Though a part of her wanted to withdraw back into herself and from the world around her, like she was before Hector, she decided instead to open a safe haven for any passing demigods, from those who felt in danger from monsters or other demigods, or even just the mortal world itself. She decided to do this in Hector’s honour, since he was always so concerned about the demigods and their journeys. She’d accumulated a small fortune over the previous decades and, whilst living in France, she opened her villa to allow any demigods on the run to stay for as long as they needed, though she made it clear it wasn’t a permanent situation and often gave them directions to camp half-blood, even contacting the camp itself or a satyr. Though she allowed them to stay in the house, she often travelled or kept to her own private quarters regardless and rarely ever had much contact with those who passed through. However, she put an end to this in the 1970s after deciding she had done enough and had grown tired from the arrangement, as well as the constant monster attacks, and relocated back to Italy, declining an offer to reside in camp.
She did her best to avoid any major events, not joining the wars or the politics, and kept herself at arms length from the people around her. This made it easy when she needed to move to start a new life, something she did at least once a decade or every five years since she wasn’t ageing. She spent most of her time in Greece, moving from city to city, but sometimes she went back to Italy or to another European country, though it was more western Europe than the Eastern side. She attended university before finding a job that she thought looked interesting before eventually leaving to restart the process once more. By the 2000s, she'd worked as a teacher, a nurse, even as a librarian, but she often went back to history at the end of the day. Though, there was times where she tried to date people, she either found the mortals dull, ignorant, or find some other flaw to break it off with them. Sometimes, it was a mixture of all three.

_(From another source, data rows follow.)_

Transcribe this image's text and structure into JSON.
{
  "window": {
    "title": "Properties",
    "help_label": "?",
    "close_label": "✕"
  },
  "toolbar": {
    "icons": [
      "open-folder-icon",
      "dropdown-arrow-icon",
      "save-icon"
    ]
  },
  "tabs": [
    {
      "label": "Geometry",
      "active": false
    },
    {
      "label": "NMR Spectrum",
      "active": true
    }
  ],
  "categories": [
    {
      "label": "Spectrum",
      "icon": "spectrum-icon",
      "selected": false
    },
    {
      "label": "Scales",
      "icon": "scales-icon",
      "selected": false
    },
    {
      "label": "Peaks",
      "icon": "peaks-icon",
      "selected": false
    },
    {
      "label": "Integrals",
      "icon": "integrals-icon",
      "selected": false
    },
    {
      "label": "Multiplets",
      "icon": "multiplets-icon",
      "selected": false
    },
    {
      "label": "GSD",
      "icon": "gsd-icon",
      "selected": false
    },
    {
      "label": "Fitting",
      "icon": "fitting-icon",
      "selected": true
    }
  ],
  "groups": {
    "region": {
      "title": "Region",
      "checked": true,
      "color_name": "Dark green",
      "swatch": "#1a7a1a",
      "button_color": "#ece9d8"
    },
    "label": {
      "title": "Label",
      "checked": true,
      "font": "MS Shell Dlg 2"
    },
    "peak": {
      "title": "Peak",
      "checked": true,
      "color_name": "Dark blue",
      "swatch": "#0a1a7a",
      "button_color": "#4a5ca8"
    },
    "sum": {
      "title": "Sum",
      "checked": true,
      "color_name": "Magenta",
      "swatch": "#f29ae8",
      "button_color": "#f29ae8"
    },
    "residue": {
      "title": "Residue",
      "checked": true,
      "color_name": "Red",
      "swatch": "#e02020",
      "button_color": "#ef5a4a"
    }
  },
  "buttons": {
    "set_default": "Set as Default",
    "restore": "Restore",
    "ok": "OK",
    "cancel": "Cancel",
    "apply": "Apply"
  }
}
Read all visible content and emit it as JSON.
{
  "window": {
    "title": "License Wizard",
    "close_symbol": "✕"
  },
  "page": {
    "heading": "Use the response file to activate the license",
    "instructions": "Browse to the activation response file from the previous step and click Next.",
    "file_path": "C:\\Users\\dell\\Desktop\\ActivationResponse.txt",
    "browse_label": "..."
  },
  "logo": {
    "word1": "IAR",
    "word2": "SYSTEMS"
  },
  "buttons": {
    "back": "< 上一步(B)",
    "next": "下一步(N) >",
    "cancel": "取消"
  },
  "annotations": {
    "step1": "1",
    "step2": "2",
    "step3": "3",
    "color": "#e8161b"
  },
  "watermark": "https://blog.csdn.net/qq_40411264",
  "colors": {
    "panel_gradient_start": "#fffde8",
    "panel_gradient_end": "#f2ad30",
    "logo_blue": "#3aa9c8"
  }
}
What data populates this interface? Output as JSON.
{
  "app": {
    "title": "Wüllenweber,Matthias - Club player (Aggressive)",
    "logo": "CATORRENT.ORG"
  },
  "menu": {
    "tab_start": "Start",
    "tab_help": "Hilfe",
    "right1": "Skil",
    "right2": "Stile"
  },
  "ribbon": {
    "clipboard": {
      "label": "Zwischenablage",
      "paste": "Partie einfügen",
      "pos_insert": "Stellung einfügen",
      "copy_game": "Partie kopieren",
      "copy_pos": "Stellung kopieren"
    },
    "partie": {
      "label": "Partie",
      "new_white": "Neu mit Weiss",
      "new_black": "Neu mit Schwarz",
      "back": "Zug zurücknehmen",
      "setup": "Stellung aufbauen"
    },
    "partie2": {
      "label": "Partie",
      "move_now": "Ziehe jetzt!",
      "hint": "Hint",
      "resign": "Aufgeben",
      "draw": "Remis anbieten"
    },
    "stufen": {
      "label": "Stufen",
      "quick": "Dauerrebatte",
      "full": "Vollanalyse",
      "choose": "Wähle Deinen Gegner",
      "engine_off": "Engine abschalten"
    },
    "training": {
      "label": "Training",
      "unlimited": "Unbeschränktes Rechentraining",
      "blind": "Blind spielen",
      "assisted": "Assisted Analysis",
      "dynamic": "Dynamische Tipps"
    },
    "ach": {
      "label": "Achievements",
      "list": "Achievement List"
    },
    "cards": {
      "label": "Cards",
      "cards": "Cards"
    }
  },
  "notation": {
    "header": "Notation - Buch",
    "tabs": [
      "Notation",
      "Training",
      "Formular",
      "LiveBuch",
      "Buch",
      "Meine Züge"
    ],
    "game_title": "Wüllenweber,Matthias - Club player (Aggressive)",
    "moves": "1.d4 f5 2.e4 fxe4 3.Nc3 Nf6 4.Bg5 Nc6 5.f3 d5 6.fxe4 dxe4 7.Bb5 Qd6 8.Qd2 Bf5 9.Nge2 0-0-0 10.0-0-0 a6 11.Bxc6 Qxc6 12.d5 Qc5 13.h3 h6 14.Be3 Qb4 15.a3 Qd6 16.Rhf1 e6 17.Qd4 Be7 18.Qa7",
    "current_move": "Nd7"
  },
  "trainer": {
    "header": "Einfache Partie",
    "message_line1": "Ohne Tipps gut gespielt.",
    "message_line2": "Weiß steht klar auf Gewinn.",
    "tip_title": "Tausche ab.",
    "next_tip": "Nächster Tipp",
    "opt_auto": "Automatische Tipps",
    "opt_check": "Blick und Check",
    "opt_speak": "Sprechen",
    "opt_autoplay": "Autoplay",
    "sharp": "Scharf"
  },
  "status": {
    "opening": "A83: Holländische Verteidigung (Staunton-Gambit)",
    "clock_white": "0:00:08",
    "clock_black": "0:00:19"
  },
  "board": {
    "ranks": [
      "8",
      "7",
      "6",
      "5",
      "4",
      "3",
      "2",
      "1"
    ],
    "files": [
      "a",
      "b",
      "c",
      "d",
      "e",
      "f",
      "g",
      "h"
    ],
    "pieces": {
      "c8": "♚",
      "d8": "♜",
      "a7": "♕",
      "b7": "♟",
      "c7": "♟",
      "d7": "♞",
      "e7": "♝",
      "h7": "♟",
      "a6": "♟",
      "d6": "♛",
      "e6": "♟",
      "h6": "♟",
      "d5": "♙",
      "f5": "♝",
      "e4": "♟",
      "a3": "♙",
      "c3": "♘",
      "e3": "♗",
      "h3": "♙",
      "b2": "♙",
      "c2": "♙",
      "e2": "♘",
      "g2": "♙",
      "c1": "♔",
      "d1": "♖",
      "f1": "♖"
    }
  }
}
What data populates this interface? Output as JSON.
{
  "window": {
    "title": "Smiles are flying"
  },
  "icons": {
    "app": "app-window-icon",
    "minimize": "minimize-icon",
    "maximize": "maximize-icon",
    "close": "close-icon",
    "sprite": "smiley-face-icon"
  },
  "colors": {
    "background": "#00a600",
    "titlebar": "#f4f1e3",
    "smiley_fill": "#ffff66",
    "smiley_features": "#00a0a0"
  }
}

In the 1990s, she began to travel outside of Europe, deciding that it was time to expand her horizon as she was a believer that she needed to learn something new every day or else risk becoming narrow-minded. She went through Oceania first before making her way through Africa and Asia, staying clear of any country under a government she did not approve of. Eventually, in the late 21st century, she arrived in America where she knew the Western flamed had settled decades ago, but this wasn't her priority. She did, however, begin to run into some of the other gods. She was still, of course, in touch with Athena who visited her occasionally, sometimes for a favour, sometimes just to talk, often about whatever project Tessa was working on. Though she was friendly, she kept herself at a distance, especially since she never had a problem with most of them. It didn't take long to figure out where camp was but it took her a year or two to finally go there, her curiosity getting the better of her, especially as she heard rumours of other children of Hera arriving at the camp. She arrived at camp with the determination to not be so antisocial to the world around her and, for once in her life, get out of her comfort zone.sixteen, she had joined in on the prayer circle and was sent to camp half blood. She still isn't sure how she's going to fit in here.
Powers @TessaT • July 31
- Children of Hera have the ability to funnel weapons out of pure air which can be used for combat; only one weapon can be conjured at a time and it cannot be bigger than the user.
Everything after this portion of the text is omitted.